Atualizado em 30 de junho de 2019 às 8:37
Leo Pinheiro (Imagem: reprodução)

PUBLICADO NO TIJOLAÇO

Das mensagens obtidas pelo The Intercept e publicadas hoje pela Folha.

“Acho que tem que prender o Leo Pinheiro. Eles falam pouco.”

A frase do procurador da República Januário Paludo, um dos  ais destacados da chamada Força Tarefa da Operação Lava Jato, resume o espírito que marcou mais de um ano de “negociações” entre a Procuradoria Geral da República: só haveria benefícios para “o empreiteiro com mais prova contra si” – José ademário, aliás Leo Pinheiro, da OAS – se este ” entregasse” o ex-presidente Lula.

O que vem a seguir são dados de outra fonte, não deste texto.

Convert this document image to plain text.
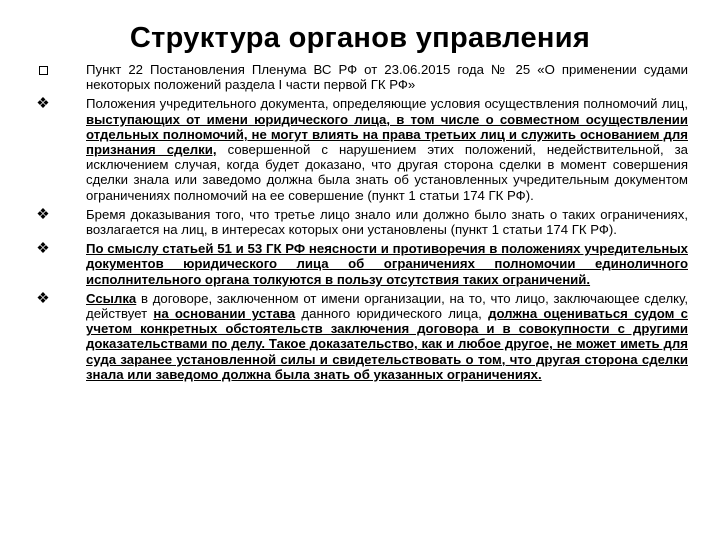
Структура органов управления
Пункт 22 Постановления Пленума ВС РФ от 23.06.2015 года № 25 «О применении судами некоторых положений раздела I части первой ГК РФ»
❖	Положения учредительного документа, определяющие условия осуществления полномочий лиц, выступающих от имени юридического лица, в том числе о совместном осуществлении отдельных полномочий, не могут влиять на права третьих лиц и служить основанием для признания сделки, совершенной с нарушением этих положений, недействительной, за исключением случая, когда будет доказано, что другая сторона сделки в момент совершения сделки знала или заведомо должна была знать об установленных учредительным документом ограничениях полномочий на ее совершение (пункт 1 статьи 174 ГК РФ).
❖	Бремя доказывания того, что третье лицо знало или должно было знать о таких ограничениях, возлагается на лиц, в интересах которых они установлены (пункт 1 статьи 174 ГК РФ).
❖	По смыслу статьей 51 и 53 ГК РФ неясности и противоречия в положениях учредительных документов юридического лица об ограничениях полномочии единоличного исполнительного органа толкуются в пользу отсутствия таких ограничений.
❖	Ссылка в договоре, заключенном от имени организации, на то, что лицо, заключающее сделку, действует на основании устава данного юридического лица, должна оцениваться судом с учетом конкретных обстоятельств заключения договора и в совокупности с другими доказательствами по делу. Такое доказательство, как и любое другое, не может иметь для суда заранее установленной силы и свидетельствовать о том, что другая сторона сделки знала или заведомо должна была знать об указанных ограничениях.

Para isso, valia usar a prisão do executivo, até que ele concordasse em fornecer alguma acusação contra o petista:

“Januário Paludo – 12:21:54 – Acho que tem que prender o Leo Pinheiro. Eles falam pouco. Quer dizer, acho que tem que deixar o TRF prender.”

Depois de meses, a OAS apresenta – curiosamente, através da revista Veja – o que está disposta a dizer: que haveria uma “conta” clandestina em favor de Lula,  versão mantida até o final como justificativa da suposta vinculação do triplex do Guarujá com os contratos da Petrobras – algo que jamais fora mencionado nas conversas entre a OAS e os prucuradores :

Anna Carolina (Garcia) – 19:52:11 – Tinha isso de conta clandestina de Lula? 19:52:19-  Esses Advs não valem nada

Jerusa(Viecili) – 19:53:02 –  Não que eu lembre

Ronaldo ( Queiroz)- 20:45:40 – Também não lembro. Creio que não há.

Sérgio Bruno ( Cabral Fernandes) –  21:01:10 – Sobre o Lula eles não queriam trazer nem o apt. Guaruja. Diziam q não tinha crime. Nunca falaram de conta.

A “plantação” de suspeitas através de vazamentos era, para alguns procuradores,  “uma estratégia dos advogados para despertar interesse pela proposta e torná-la irrecusável para o Ministério Público”. Outra – que saiu pela culatra – teria sido o pagamento de propina, na forma de obras de impermeabilização em sua casa, do ministro José Carlos Dias Toffoli.

E como não havia materialidade algua no que os advogados de Léo Pinheiro traziam aos procuradores, durante mais de um ano as conversas não renderam acordo formal mas, afinal, com a alegação das reformas e de um suposto pedido de destruição de provas, a promessa de um, assim mesmo com muita prudência, para não evidenciar a barganha obtida com ele:

Deltan (Dallagnol)-17:10:32 -Caros, acordo do OAS, é um ponto pensar no timing do acordo com o Léo Pinheiro. Não pode parecer um prêmio pela condenação do Lula.

A única “prova” contra Lula, o depoimento do empreiteiro – que agora se vê como foi extraído – desmoronou estrepitosamente.